The four wander around Barcelona, getting nowhere near the Sagrada Familia, with the braying naïveté common to guys of their age. They play grown-up, having Leo stay by the car at check-in since they only booked the Airbnb for three guests, but entirely misunderstand the house rules; with a pretense to worldliness, they expound upon the merits of gas-station paella, and drink Damm Lemon in the street all movie. They chat up girls or get too scared to, and make lots of jokes about jacking off; there’s a light irony to the puppdoggish way they chase after an older skater friend with whom they meet up, with only Emile questioning the sustainability of his call-center job.
The actors seem to this non-skater to be credible on a board, and Nouhat, who films his young cast falling as often as landing a trick, understands that the nature of the sport is based, like growing up, in failure and repetition. Leo is distracted by some stuff going on at home, but the closest thing to suspense in the film is whether Paul will film Hascoët landing a fakie ollie off the steps of the Museu d’Art Contemporani de Barcelona, despite Emile compulsively undermining him every time he brings it up all weekend. The group dynamic is typical of male adolescent friendship, a baffling mix of thoughtless one-upsmanship and pure inchoate tenderness, with the pre-emptive lyricism of the soundtrack sometimes elbowing the movie toward the latter.

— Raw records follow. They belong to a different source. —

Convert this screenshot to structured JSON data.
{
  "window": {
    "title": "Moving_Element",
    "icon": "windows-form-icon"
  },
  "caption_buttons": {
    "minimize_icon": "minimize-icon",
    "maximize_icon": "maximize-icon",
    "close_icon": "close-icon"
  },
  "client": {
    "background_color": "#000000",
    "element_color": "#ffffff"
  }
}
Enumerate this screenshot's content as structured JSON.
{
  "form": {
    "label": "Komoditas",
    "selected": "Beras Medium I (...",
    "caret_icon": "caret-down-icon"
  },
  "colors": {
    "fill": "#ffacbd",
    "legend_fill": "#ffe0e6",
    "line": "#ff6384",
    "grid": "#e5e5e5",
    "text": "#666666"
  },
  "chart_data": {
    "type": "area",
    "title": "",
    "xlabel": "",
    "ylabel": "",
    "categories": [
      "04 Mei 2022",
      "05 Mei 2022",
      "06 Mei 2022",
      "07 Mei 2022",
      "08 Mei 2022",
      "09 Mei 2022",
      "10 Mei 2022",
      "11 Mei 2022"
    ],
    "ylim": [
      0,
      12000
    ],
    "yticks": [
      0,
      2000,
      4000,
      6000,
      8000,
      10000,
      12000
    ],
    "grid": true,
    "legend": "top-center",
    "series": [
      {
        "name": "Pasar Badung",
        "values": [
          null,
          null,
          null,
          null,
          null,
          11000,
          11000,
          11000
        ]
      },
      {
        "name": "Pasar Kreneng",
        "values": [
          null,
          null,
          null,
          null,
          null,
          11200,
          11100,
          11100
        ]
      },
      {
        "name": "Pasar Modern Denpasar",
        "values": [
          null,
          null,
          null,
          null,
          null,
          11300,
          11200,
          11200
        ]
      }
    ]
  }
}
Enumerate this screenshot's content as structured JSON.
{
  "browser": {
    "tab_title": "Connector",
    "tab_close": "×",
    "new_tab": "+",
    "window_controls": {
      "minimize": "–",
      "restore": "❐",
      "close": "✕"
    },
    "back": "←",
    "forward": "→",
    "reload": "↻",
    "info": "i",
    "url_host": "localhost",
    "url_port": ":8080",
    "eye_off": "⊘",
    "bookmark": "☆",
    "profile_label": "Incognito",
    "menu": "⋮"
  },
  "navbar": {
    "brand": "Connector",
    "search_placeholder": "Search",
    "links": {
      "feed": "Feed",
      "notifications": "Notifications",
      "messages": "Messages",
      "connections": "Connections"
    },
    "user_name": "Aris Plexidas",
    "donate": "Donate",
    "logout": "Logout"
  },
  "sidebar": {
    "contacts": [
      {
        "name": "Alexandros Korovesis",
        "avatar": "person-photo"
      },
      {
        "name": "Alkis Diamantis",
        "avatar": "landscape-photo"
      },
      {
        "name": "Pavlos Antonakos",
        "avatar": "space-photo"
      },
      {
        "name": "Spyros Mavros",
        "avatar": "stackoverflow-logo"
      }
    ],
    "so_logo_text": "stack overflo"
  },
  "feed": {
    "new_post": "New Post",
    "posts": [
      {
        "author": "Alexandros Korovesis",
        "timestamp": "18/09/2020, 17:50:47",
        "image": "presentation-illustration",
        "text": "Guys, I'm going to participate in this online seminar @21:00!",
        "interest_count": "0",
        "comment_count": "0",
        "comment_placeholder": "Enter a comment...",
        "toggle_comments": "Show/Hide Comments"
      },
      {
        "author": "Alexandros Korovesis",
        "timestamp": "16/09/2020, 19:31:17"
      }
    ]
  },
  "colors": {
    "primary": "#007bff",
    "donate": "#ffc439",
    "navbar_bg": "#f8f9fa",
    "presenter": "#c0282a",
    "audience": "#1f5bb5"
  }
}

Along with the opening-night film of last year’s ACID, Sophie Letourneur’s L’Aventura, Rewind Barcelona is part of a burgeoning microgenre: the travelogue reconstructed from old home movies. In that film, a family on holiday re-narrates its own Sardinian vacation for a daughter’s diary, jumbling chronology in a formally complex memory piece about the best-laid plans of parents trying to imprint on their children. While the adult voiceover in Rewind Barcelona sometimes doubles back on itself, as characters offer contradicting accounts or struggle to fill in gaps, the difference between the event and its memory is less purposeful – partly because, only a decade or so removed from Barcelona, the quartet still banter like bros. What’s meaningful here is simply the ambient fact of their distance from their youth — the present-day portions hint at significant breakups, the milestone of home ownership, leg injuries that make skating impossible, all reminders that time, as Emie and Hascoët muse during a late-night session, “doesn’t exist, but it passes, because we age.” A certain amount of banality is therefore built into the low-stakes drama, despite snapshots in time of their various personal crises, and Paul’s inclinations toward Nouhet’s future artistic career.
In a recent New Yorker article about digital data recovery, the writer Julian Lucas recalled a family archive recorded on tape that “had aged so badly that it disintegrated in the projector […]. At the time, I was horrified. A child of the early nineties, whose first, second, and third everythings had been meticulously committed to camcorder, I could hardly imagine such a bonfire of beginnings or see that the story was an heirloom infinitely more valuable than the footage it concerned. Now I knew otherwise.” Similarly, the fact of Paul’s tapes is far more important than their contents, which is Rewind Barcelona’s weakness as well as its strength.